2) Several files were changed during the 6 last months. We can see lines starting by the time of the change which includes : symbol

In this case, it is enough to look at theses files. The time at the beginning of the line will be took off and replaced by the year. Then after an alphabetical sort, the date appearing on the last line will be selected.
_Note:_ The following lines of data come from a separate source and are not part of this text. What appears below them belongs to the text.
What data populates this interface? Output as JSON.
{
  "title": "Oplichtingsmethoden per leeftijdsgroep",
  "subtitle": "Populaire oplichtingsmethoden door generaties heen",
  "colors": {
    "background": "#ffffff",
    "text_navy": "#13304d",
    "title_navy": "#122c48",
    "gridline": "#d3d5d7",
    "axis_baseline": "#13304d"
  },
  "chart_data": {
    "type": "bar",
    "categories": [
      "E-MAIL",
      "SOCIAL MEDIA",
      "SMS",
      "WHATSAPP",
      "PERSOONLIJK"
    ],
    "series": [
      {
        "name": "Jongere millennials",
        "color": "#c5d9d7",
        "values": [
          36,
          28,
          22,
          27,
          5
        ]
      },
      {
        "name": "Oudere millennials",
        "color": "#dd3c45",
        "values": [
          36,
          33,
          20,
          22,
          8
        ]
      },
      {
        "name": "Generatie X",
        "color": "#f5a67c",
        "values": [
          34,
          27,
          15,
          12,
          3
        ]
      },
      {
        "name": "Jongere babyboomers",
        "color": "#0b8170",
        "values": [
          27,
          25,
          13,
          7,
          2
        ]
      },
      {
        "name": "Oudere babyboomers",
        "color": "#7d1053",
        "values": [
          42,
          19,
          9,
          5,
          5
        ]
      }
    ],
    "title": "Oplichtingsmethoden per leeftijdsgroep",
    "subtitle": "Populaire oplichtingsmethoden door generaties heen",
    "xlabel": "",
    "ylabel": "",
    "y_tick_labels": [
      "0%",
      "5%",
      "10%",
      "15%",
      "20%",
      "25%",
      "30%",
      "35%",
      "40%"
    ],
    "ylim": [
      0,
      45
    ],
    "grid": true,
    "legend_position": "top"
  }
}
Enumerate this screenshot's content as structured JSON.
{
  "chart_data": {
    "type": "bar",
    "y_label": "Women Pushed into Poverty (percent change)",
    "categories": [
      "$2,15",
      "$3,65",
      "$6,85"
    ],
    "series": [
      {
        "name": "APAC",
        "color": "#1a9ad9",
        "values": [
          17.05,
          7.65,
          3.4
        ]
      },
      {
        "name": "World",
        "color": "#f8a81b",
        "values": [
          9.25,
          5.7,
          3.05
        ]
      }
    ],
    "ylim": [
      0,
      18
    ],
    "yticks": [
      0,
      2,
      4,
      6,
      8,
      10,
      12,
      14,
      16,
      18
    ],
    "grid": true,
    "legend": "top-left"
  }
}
The script doing this process is the following:

#!/bin/sh
list1=/tmp/listpair1_$$ list2=/tmp/listpair2_$$
svn list -v http://github.com/apertium/$1/trunk < /dev/null | fgrep -v " ." | tail -n +2 > $list1
grep -v "/$" $list1 | awk '{print $6 " " $4 " " $5}' > $list2 grep "/$" $list1 | awk '{print $5 " " $3 " " $4}' >> $list2
sed -f numbering_month $list2 | sort > $list1
fgrep : $list1 > $list2
if test -s $list2 then cut -c6- $list2 | sed -f year_month | sort | tail -1 | awk '{print $3 " " $2 " " $1}' else tail -1 $list1 | sed "s/m//" | awk '{print $3 " " $2 " " $1}' fi
rm $list1 $list2

Solution using svn list --xml[edit]

With this option of the svn command, the file name and the last change date appear on separate lines and are surrounded by XML tags.

These lines will have to be selected and put together.

As previously, after taking off lines containing files whose name starts by a . keeping only the date and doing an alphabetical sort, the last date apearing is the one to display.

Here is an example of a script doing the process.

#!/bin/sh
svn list --xml http://github.com/apertium/$1/trunk < /dev/null | egrep "<(nam|dat)e>" | paste - - | fgrep -v ">." | sed "s/.*<date>//" | sort | tail -1 | cut -c1-10

In this example, the date appears using year-month-day format.

It would be easy to change the display as day/month/year and also to display the update time that would appear if display was not truncated to the first 10 characters.